L then transfers the currently displayed minute data to RC, and M transfers the minute data of the destination time to RD. N performs a subtraction operation of RC from RD, and 0 indicates that the result of the operation by N is negative. If it is Y, it branches to O, if it is N, it branches to P, and if it is "φ", it branches to the end. P adds 1 minute from the currently displayed hour and minute data, and R is the 1 minute normal rotation waveform. output, T is P
Determine whether the calculation result matches the hours and minutes of the destination time,
If Y, the process ends; if N, branch to P and repeat the processes of P, R, and T. Q is the calculation of subtracting 1 minute from the hour and minute data of the current time display, and S is the reversal of the 1 minute value. The waveform is output, ■ determines whether the operation result of Q is the same as the destination hour and minute data, and if it is Y, the process ends, and if it is N, it branches to Q, and Q,
Repeat steps S and V.

〔Effect of the invention〕

As explained above, according to the present invention, when a mode change is performed, the hand drive time until the time of the newly specified mode is displayed automatically determines whether the hand rotation should be performed in forward or reverse rotation. It has the advantage of being able to make decisions and drive in the shortest possible time.

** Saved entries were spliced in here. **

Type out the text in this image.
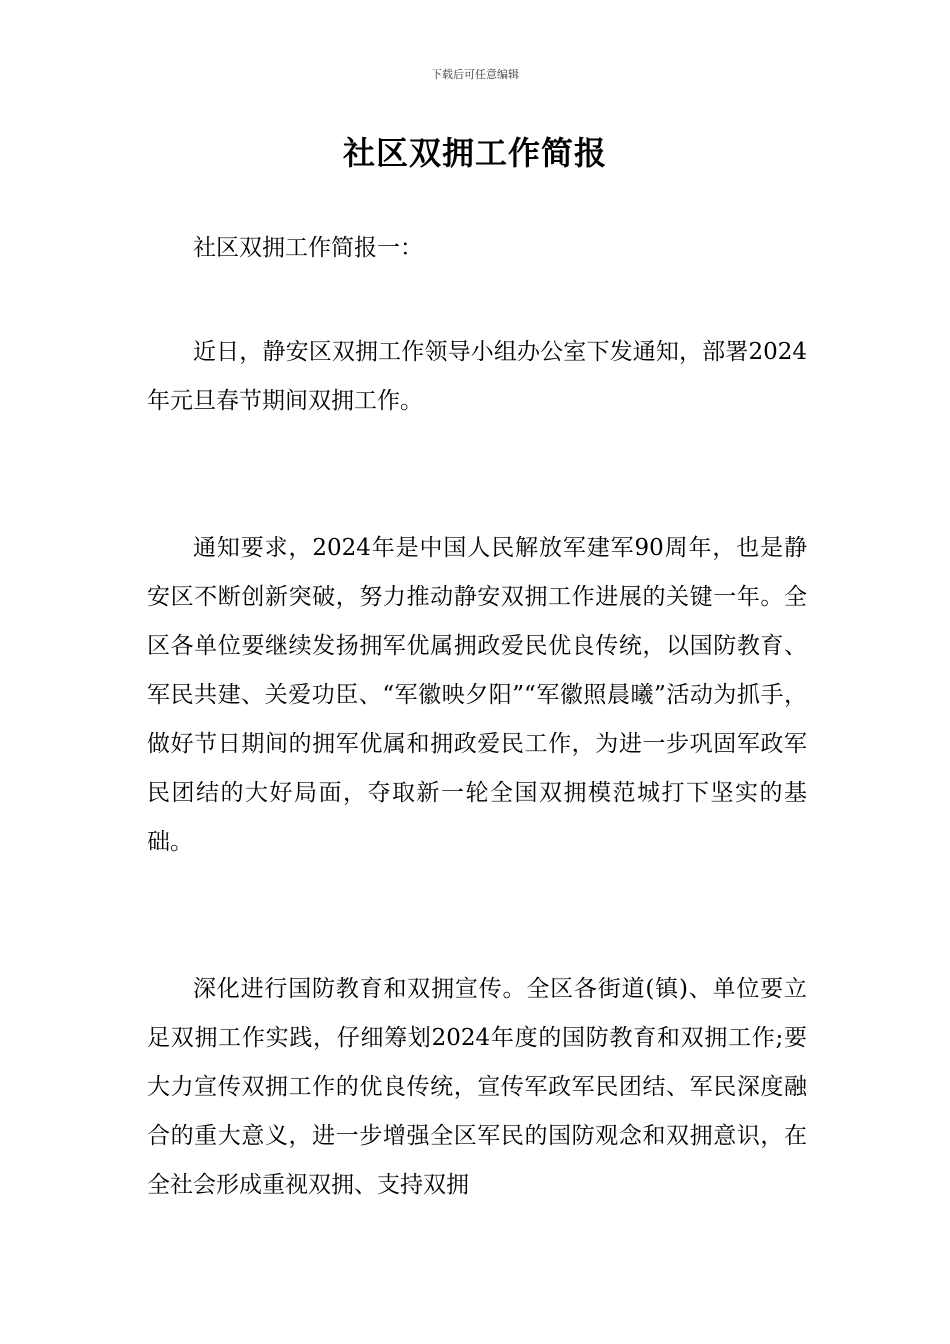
下载后可任意编辑
社区双拥工作简报

社区双拥工作简报一：

近日，静安区双拥工作领导小组办公室下发通知，部署2024年元旦春节期间双拥工作。

通知要求，2024年是中国人民解放军建军90周年，也是静安区不断创新突破，努力推动静安双拥工作进展的关键一年。全区各单位要继续发扬拥军优属拥政爱民优良传统，以国防教育、军民共建、关爱功臣、“军徽映夕阳”“军徽照晨曦”活动为抓手，做好节日期间的拥军优属和拥政爱民工作，为进一步巩固军政军民团结的大好局面，夺取新一轮全国双拥模范城打下坚实的基础。

深化进行国防教育和双拥宣传。全区各街道(镇)、单位要立足双拥工作实践，仔细筹划2024年度的国防教育和双拥工作;要大力宣传双拥工作的优良传统，宣传军政军民团结、军民深度融合的重大意义，进一步增强全区军民的国防观念和双拥意识，在全社会形成重视双拥、支持双拥
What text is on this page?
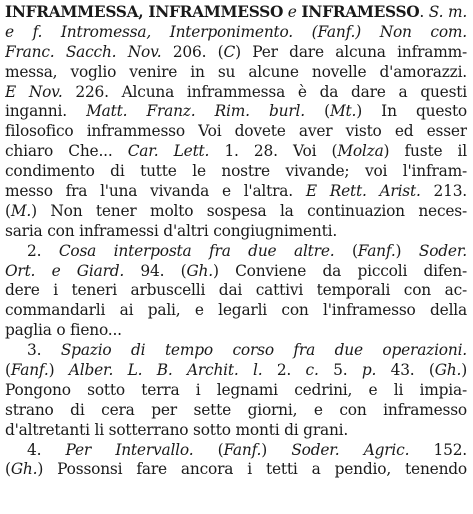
INFRAMMESSA, INFRAMMESSO e INFRAMESSO. S. m.
e f. Intromessa, Interponimento. (Fanf.) Non com.
Franc. Sacch. Nov. 206. (C) Per dare alcuna inframm-
messa, voglio venire in su alcune novelle d'amorazzi.
E Nov. 226. Alcuna inframmessa è da dare a questi
inganni. Matt. Franz. Rim. burl. (Mt.) In questo
filosofico inframmesso Voi dovete aver visto ed esser
chiaro Che... Car. Lett. 1. 28. Voi (Molza) fuste il
condimento di tutte le nostre vivande; voi l'infram-
messo fra l'una vivanda e l'altra. E Rett. Arist. 213.
(M.) Non tener molto sospesa la continuazion neces-
saria con inframessi d'altri congiugnimenti.
2. Cosa interposta fra due altre. (Fanf.) Soder.
Ort. e Giard. 94. (Gh.) Conviene da piccoli difen-
dere i teneri arbuscelli dai cattivi temporali con ac-
commandarli ai pali, e legarli con l'inframesso della
paglia o fieno...
3. Spazio di tempo corso fra due operazioni.
(Fanf.) Alber. L. B. Archit. l. 2. c. 5. p. 43. (Gh.)
Pongono sotto terra i legnami cedrini, e li impia-
strano di cera per sette giorni, e con inframesso
d'altretanti li sotterrano sotto monti di grani.
4. Per Intervallo. (Fanf.) Soder. Agric. 152.
(Gh.) Possonsi fare ancora i tetti a pendio, tenendo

Furthermore, although this embodiment has been described on the premise that the forward rotation drive period is twice the reverse rotation drive period, if the difference in this period changes, the data for determining whether the rotation is forward rotation or reverse rotation can easily change. It is.

[Brief explanation of drawings]

FIG. 1 is a block diagram of an embodiment of the present invention, FIG. 2 is a detailed block diagram of the periphery of the first processor 5, and FIG. 3 is a flowchart showing the operation procedure within the processor 5. DESCRIPTION OF SYMBOLS 1... Oscillation circuit 2... Frequency dividing circuit 3... Timing clock generation means 4... Switch input means 5... Processor 6... ROM 7... RAM 8... Motor drive means 9 ... Means for counting seconds 10 ... Means for counting minutes 11 ... Means for counting hours 12 ... Means for storing alarm minutes 13 ... Means for storing alarm hours 14. ... Means for counting minutes of world time 15 ... Means for counting hours of world time 16 ... Means for controlling the switch input 17 ...
・Means for comparing and calculating 18...Means for forming a forward rotation waveform 19...Means for forming a reverse rotation waveform 20...Means for driving the motor 21...Pass line 22...Current display state 7. Figure 1.

Claims (1)

[Claims] an oscillation circuit whose source oscillation is a crystal resonator, a frequency divider circuit that frequency divides an output signal of the oscillation circuit, and means for generating a timing clock from a plurality of output signals of the frequency divider circuit;
It has a means for counting and storing the times of a plurality of time functions, a means for performing comparison and arithmetic processing, a means for controlling switch input from an external operating member, and a means for driving a motor,
When the time displayed on the pointer is changed by a switch input from the external operating member, the direction of rotation of the pointer is automatically determined by means for performing comparison and arithmetic processing from information of the means for counting and storing the time. A pointer type multi-functional electronic watch.